Squali lowered the firm's price target on Twitter to $50 from $60 but keeps a Buy rating on the shares as part of a broader research note on Internet and Digital Media. The company's Q4 revenue growth should decelerate sequentially to 22% from 37% in Q3, reflecting tough Y/Y comps, and normalization from peak engagement on the platform due to COVID, though he still expects over 20% Y/Y top-line growth, fueled by healthy ad budgets, new monetization tools, and mDAU growth, the analyst tells investors in a research note. Mizuho analyst James Lee lowered the firm's price target on Twitter to $56 from $70 and keeps a Neutral rating on the shares.

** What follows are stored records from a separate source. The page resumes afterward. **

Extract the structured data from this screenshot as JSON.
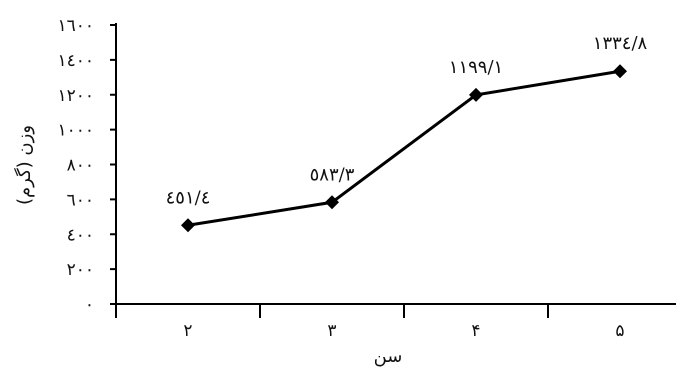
{
  "chart_data": {
    "type": "line",
    "title": "",
    "xlabel": "سن",
    "ylabel": "وزن (گرم)",
    "categories": [
      "۲",
      "۳",
      "۴",
      "۵"
    ],
    "x": [
      2,
      3,
      4,
      5
    ],
    "series": [
      {
        "values": [
          451.4,
          583.3,
          1199.1,
          1334.8
        ],
        "value_labels": [
          "٤٥١/٤",
          "٥٨٣/٣",
          "١١٩٩/١",
          "١٣٣٤/٨"
        ]
      }
    ],
    "ylim": [
      0,
      1600
    ],
    "yticks": [
      0,
      200,
      400,
      600,
      800,
      1000,
      1200,
      1400,
      1600
    ],
    "ytick_labels": [
      "٠",
      "٢٠٠",
      "٤٠٠",
      "٦٠٠",
      "٨٠٠",
      "١٠٠٠",
      "١٢٠٠",
      "١٤٠٠",
      "١٦٠٠"
    ],
    "grid": false,
    "colors": {
      "line": "#000000",
      "marker": "#000000"
    }
  }
}
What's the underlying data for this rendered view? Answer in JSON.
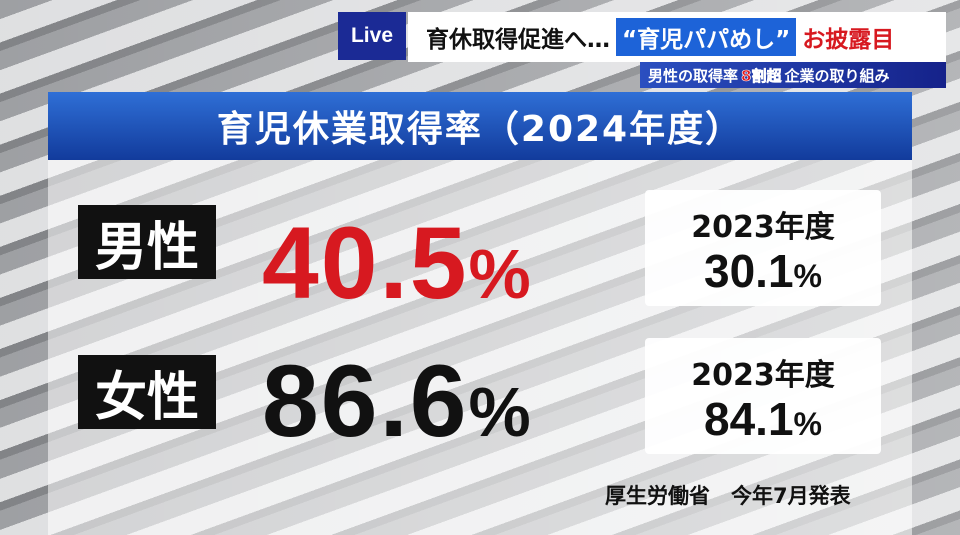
{
  "ticker": {
    "live": "Live",
    "headline_pre": "育休取得促進へ…",
    "headline_highlight": "“育児パパめし”",
    "headline_post": "お披露目",
    "sub_pre": "男性の取得率",
    "sub_red": "8割超",
    "sub_post": "企業の取り組み"
  },
  "graphic": {
    "title": "育児休業取得率（2024年度）",
    "rows": [
      {
        "label": "男性",
        "value": "40.5",
        "unit": "%",
        "color": "#d71920",
        "prev_label": "2023年度",
        "prev_value": "30.1",
        "prev_unit": "%"
      },
      {
        "label": "女性",
        "value": "86.6",
        "unit": "%",
        "color": "#111111",
        "prev_label": "2023年度",
        "prev_value": "84.1",
        "prev_unit": "%"
      }
    ],
    "source": "厚生労働省　今年7月発表"
  },
  "colors": {
    "live_bg": "#1b2a95",
    "title_bg": "#1f55c0",
    "accent_red": "#d71920"
  }
}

While the management changes are necessary to enable Twitter to accelerate the development, introduction and update of its products, it could take time for the new strategy to take shape for users and revenues to reach the company's long term targets, Lee tells investors in a research note. With that in mind, he reduced his fiscal 2023 EBITDA estimate by nearly 20% to $2.4B. Lee believes the stock lacks a catalyst in the near term.